Os cartazes, faixas de organizada sem poesia, eram claros: “Verde e amarelo, sem foice e sem martelo”, “Democracia tudo, comunismo nada”. A torcida veio ensaiada, afinada e convocada, como treino secreto antes de final.
O senador Benedito Mário Calazans subiu ao microfone como técnico inflamado no vestiário, evocando São José como capitão do time conservador e afirmando que “Fidel”, Brizola, Jango e “os comunistas” formavam o outro lado. Apontava pro público como quem ajusta a barreira antes da cobrança. Dizia que ali tava o povo pronto pra defender a democracia do “tiranismo vermelho”.
A cidade ganhou clima de feriado, lojas fecharam cedo, fábricas liberaram operários, delegações de dez estados reforçaram a arquibancada. Cunha Bueno como dirigente, Ademar de Barros distribuindo apoio como ingresso VIP, entidades femininas, industriais e rurais cuidando da coreografia.
Nas ruas, mulheres rezando, religiosos com cara de bandeirinha e militares
tranquilos como quem já conhecia o resultado. Os jornais celebraram o caráter “cívico”, confundindo civismo com pedir que o goleiro adversário chutasse contra o próprio gol.

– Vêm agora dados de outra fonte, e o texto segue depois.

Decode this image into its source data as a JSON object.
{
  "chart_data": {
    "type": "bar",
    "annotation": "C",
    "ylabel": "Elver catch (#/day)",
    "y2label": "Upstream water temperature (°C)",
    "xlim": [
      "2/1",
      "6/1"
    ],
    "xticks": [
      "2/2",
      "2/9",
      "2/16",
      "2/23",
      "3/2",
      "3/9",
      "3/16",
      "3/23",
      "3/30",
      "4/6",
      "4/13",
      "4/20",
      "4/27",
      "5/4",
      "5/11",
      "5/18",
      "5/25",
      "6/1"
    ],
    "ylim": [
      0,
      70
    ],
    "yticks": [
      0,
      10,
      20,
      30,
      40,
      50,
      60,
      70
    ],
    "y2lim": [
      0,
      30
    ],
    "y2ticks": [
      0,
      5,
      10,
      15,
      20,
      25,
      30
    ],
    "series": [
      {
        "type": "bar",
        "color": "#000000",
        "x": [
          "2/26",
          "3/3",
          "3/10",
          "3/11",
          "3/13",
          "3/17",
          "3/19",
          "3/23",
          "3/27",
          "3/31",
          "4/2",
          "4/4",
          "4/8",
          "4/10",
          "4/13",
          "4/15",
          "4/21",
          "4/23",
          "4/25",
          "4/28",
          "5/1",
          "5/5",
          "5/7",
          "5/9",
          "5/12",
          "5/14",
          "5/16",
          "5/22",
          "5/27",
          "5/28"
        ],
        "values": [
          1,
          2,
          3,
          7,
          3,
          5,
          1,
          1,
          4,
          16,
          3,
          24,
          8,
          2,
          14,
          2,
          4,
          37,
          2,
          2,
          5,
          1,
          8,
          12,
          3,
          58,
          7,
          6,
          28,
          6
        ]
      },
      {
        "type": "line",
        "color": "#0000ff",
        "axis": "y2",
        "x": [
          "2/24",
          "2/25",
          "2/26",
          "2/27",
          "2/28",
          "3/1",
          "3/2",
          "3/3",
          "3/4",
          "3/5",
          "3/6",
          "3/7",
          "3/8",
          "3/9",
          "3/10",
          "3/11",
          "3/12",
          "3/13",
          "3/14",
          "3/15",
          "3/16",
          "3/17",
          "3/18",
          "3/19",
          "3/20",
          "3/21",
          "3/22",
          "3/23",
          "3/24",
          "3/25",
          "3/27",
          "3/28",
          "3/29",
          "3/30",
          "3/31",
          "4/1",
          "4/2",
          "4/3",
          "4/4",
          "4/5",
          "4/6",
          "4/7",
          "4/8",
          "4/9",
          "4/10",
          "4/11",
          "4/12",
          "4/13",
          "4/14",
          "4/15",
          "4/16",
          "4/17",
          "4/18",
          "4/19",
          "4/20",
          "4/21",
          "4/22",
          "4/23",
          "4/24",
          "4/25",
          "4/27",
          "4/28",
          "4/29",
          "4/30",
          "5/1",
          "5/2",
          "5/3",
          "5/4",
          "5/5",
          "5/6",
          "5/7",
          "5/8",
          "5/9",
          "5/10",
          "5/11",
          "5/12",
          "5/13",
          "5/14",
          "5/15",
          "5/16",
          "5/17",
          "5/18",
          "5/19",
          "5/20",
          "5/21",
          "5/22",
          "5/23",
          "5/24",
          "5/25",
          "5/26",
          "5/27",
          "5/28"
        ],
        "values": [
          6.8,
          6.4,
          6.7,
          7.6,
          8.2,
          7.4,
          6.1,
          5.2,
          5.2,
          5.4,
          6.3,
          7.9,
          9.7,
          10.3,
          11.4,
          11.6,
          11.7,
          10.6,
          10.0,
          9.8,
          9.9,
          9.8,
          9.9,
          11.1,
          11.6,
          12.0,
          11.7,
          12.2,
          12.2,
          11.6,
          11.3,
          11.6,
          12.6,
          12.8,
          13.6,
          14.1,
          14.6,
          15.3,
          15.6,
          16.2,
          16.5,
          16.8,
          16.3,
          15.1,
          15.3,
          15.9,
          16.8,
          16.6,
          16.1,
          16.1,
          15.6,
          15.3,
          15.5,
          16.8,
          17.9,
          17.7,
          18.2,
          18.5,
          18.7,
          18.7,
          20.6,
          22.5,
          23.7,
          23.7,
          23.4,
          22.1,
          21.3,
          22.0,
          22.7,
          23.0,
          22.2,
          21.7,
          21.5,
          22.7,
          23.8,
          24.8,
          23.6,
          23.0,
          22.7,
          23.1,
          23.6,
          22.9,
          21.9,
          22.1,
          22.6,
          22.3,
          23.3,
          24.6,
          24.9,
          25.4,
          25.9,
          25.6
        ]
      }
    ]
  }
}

O objetivo era virar a opinião pública contra as reformas de Jango, tratadas como dribles arriscados demais pelos conservadores. O comunismo virou o atacante fantasma que ninguém viu jogar, mas que todos juravam temer. Deus, liberdade e família formavam o trio ofensivo, com a intervenção militar
aquecendo no banco, pronta pra entrar a qualquer momento e “sanear” o gramado.
A Marcha Virou Sinônimo de Apoio Popular ao Golpe de 1964
Dias depois, o golpe de 1964 entraria de sola. A Marcha da Família ajudou a pavimentar esse gramado, vitória que só pareceu vitória pra quem confunde barulho com consenso. E como digo ao Botox, que não entende ditadura, mas detecta cheiro ruim: quando arquibancada vira tropa, o jogo não fica bonito; fica perigoso. Envelhecer serve pra isso:, a gente aprende a reconhecer jogada ensaiada de longe.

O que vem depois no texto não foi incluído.